Missing data is common in real-world datasets. You can handle it either by removing incomplete entries or by imputing missing values. This step is critical to preventing errors during the training process.

**Explanation:**
Handling missing data ensures that your dataset is complete, which prevents training interruptions or biases introduced by missing information.

In [None]:
# Check for missing data
print(data.isnull().sum())

# Option 1: Drop rows with missing data
data = data.dropna()

# Option 2: Fill missing values with a placeholder
data['cleaned_text'].fillna('missing', inplace=True)

### Step 5: Prepare the data for fine-tuning

After cleaning and tokenizing your text, the next step is to prepare the data for fine-tuning. This involves structuring the tokenized data and labels into a format suitable for training, such as PyTorch DataLoader objects.

# Example code

In [None]:
import torch
from torch.utils.data import TensorDataset, DataLoader

# Create PyTorch tensors from the tokenized data
input_ids = tokens['input_ids']
attention_masks = tokens['attention_mask']
labels = torch.tensor(data['label'].tolist())

# Create a DataLoader for training
dataset = TensorDataset(input_ids, attention_masks, labels)
dataloader = DataLoader(dataset, batch_size=16, shuffle=True)

print("DataLoader created successfully!")

### Step 6: Split the data

Before training, it’s important to split your data into training, validation, and test sets. The training set is used to train the model, the validation set helps to tune model hyperparameters, and the test set is used for final evaluation to ensure that the model generalizes well to unseen data.

In [None]:
from sklearn.model_selection import train_test_split

# First, split data into a combined training + validation set and a test set
train_val_inputs, test_inputs, train_val_labels, test_labels = train_test_split(
    input_ids, labels, test_size=0.1, random_state=42
)

# Now, split the combined set into training and validation sets
train_inputs, val_inputs, train_labels, val_labels = train_test_split(
    train_val_inputs, train_val_labels, test_size=0.15, random_state=42
)

# Create DataLoader objects for training, validation, and test sets
train_dataset = TensorDataset(train_inputs, train_labels)
val_dataset = TensorDataset(val_inputs, val_labels)
test_dataset = TensorDataset(test_inputs, test_labels)

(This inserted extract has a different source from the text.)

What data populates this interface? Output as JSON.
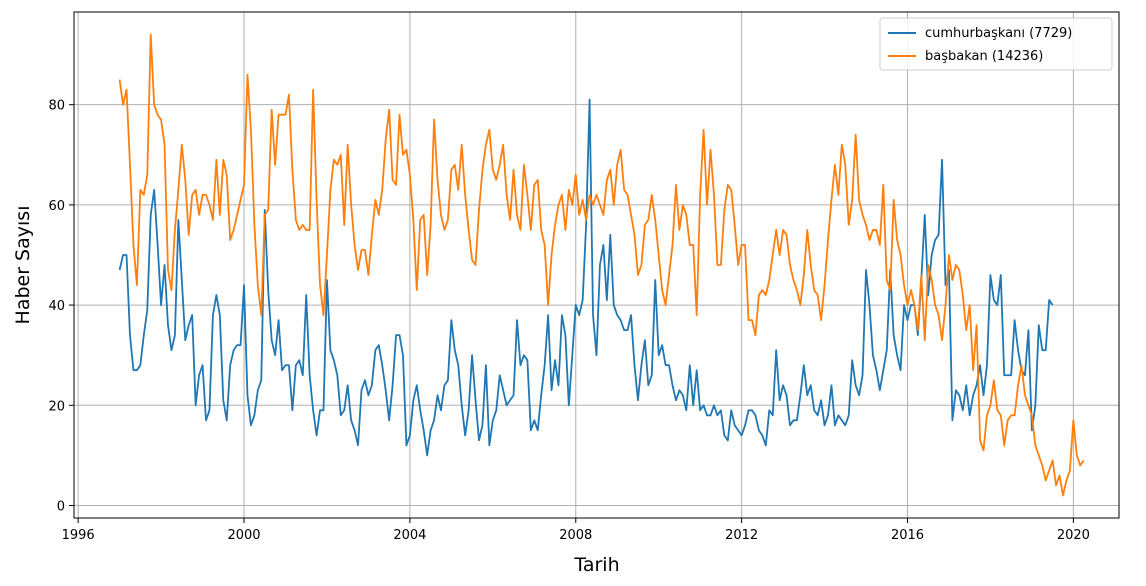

train_dataloader = DataLoader(train_dataset, batch_size=16, shuffle=True)
val_dataloader = DataLoader(val_dataset, batch_size=16)
test_dataloader = DataLoader(test_dataset, batch_size=16)

print("DataLoader objects for training, validation, and test sets created successfully!")

### Explanation

The `train_test_split` method from the `sklearn.model_selection` module splits your data into training and validation (or test) sets. Here's a breakdown of how it works:

- **`input_ids` and `labels`**: These are the inputs and labels you are splitting.
- **`test_size=0.1`**: This indicates that 10 percent of the data will be set aside for the test set.
- **`random_state=42`**: This ensures the split is reproducible—using the same random state will produce the same split every time.

In this case, we first split the data into two sets:
1. **`train_val_inputs` and `test_inputs`**: A combined set of training + validation data and a test set.

Then, we further split the `train_val_inputs` into `train_inputs` and `val_inputs` to get a separate validation set.

This process allows us to train, validate, and test data.

### Conclusion

Following this walkthrough, you’ve cleaned, tokenized, and structured your dataset for fine-tuning. With clean and well-prepared data, your model will have the best chance of achieving high performance during fine-tuning. You can use these preprocessing steps in your machine-learning projects to ensure optimal results.